Deux maires costarmoricains victimes de menaces de mort par téléphone parce qu'ils soutiennent Emmanuel Macron

Publié le Mis à jour le
Écrit par Loeiza Larvor
Les deux élus ont déposé plainte.
Les deux élus ont déposé plainte. © Geoffroy Van Der Hasselt / AFP

Les menaces à l'encontre des élus se multiplient en Bretagne et en France. Ce lundi 3 janvier, deux maires costarmoricains, Cyril Jobic et Gervais Egault ont été victimes de menaces de mort par téléphone. Ils ont déposé plainte.

Il y a trois semaines ils apportaient leur soutien à la potentielle candidature pour un second mandat du président Emmanuel Macron. Aujourd'hui, ce lundi 3 janvier, Cyril Jobic, maire de Calanhel et Gervais Egault, maire de Louannec, ont reçu des menaces de mort par téléphone.

Une voix qui semble trafiquée et robotique, indique dans ces messages : "Vous qui constituez le premier comité de soutien à Emmanuel Macron, sachez que les décisions gouvernementales sont catastrophiques, les prises de décision concernant les vaccins, la vaccinations des enfants. Il y a des morts. Je conseille fortement à votre maire de faire attention à ses arrières. Une voiture, une maison peut vite brûler. Nous savons où il habite. Vous êtes à l'abri nulle part". Le message conclut par un : "la résistance française, action de libération".

Des messages envoyés depuis l'étranger ?

Les deux élus ont déposé plaintes. Selon un autre élu d'une commune du département, les premiers éléments de l'enquête indiqueraient que les messages aient été envoyés depuis des ordinateurs à l'étranger. 

Cyril Jobic confirme avoir été "destinataire de menaces en tant que maire soutenant la candidature d'Emmanuel Macron, cependant l'enquête m'empêche d'en dire davantage à ce stade", a-t-il indiqué. 

Des élus de plus en plus menacés

Déjà depuis plusieurs semaines, les élus, notamment ceux soutenant le Président de la République, sont la cible de menaces en tout genre.
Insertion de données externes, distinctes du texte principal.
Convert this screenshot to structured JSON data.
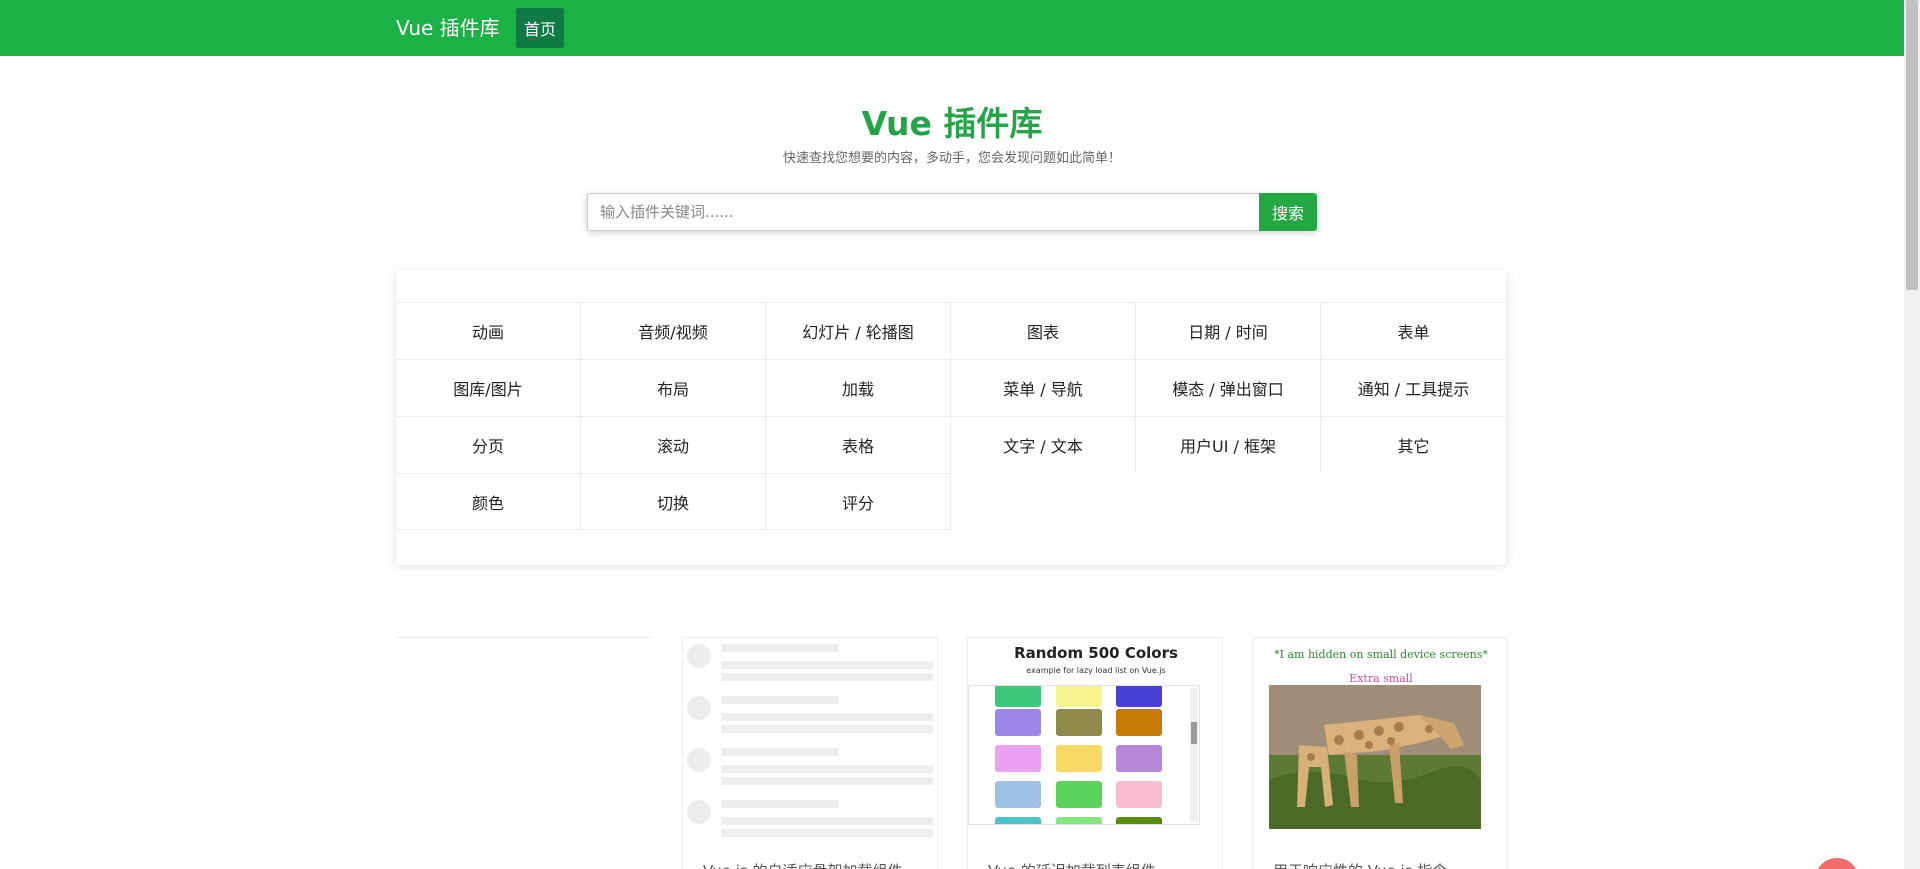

Sur RTL, Richard Ferrand, président de l'Assemblée nationale, estimait : "ces violences ne sont plus supportables". Et d'ajouter : "Les violences sont inadmissibles d'une manière générale dans une société démocratique mais envers les dépositaires de l'autorité publique, tout cela n'est plus supportable, même si tout le monde est à cran du fait des deux années que nous venons de vivre".
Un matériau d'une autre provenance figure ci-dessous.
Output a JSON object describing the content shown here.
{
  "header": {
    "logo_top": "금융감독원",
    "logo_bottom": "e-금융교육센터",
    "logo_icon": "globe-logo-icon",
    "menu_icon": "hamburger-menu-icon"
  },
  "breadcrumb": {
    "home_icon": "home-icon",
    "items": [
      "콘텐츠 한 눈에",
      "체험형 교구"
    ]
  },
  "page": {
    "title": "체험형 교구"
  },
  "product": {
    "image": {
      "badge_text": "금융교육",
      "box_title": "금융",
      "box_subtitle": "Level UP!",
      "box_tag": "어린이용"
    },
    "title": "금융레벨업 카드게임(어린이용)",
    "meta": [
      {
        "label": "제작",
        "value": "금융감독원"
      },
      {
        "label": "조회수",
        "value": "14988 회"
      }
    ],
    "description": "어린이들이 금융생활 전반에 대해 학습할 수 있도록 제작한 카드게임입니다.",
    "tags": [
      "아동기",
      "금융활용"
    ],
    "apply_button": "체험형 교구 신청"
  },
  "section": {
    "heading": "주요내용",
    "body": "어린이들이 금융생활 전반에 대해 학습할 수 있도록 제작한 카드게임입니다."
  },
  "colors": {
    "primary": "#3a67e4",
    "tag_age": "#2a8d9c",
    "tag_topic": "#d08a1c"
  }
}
Selon Le Télégramme, le député Erwan Balanant a déposé plainte après Noël. Il se plaint d'avoir reçu des menaces de mort par mail. "C’est une drôle de conception de la démocratie… C’est simplement lamentable !", indiquait-il aux confrères du Télégramme. De son côté, le député rennais Florian Bachelier a porté plainte 24 fois pour menaces de mort selon Ouest-France. 
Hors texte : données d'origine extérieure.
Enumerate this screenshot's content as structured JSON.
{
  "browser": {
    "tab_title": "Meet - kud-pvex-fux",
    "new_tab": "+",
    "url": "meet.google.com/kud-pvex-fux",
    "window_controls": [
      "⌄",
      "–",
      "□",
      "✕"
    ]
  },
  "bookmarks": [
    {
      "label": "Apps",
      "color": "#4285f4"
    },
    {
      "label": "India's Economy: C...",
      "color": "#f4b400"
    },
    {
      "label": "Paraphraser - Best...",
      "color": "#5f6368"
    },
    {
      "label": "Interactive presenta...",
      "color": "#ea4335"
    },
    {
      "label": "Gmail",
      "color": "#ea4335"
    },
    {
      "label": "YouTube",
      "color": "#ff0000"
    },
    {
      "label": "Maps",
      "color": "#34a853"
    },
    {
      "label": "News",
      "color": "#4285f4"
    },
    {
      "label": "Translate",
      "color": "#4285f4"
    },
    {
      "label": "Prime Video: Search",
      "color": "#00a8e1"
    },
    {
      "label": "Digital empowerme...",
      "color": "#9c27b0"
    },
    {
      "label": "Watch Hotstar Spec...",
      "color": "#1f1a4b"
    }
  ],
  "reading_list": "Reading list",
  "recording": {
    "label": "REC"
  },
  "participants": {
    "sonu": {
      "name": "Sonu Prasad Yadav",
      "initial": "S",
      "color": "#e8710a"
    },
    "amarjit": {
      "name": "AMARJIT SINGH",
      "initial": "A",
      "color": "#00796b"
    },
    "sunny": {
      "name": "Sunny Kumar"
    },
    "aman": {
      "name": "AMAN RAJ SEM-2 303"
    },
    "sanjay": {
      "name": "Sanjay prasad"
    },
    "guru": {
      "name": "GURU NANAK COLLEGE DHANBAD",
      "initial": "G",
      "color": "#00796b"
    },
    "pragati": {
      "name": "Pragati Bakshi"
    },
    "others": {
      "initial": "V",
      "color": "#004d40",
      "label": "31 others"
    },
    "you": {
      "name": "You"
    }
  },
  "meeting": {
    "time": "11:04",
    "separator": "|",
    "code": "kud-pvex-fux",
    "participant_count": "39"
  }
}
Des élus ciblés partout en France

Ces phénomènes existent partout en France, notamment à l'encontre des élus LREM ou soutenant le gouvernement. Début décembre, un maire normand a vu son garage incendié et a été menacé de mort pour ces raisons.

Plus récemment, le 29 décembre c'est un député de l'Oise, Pascal Bois qui a été la cible de menaces chez lui. Sa voiture a été incendiée.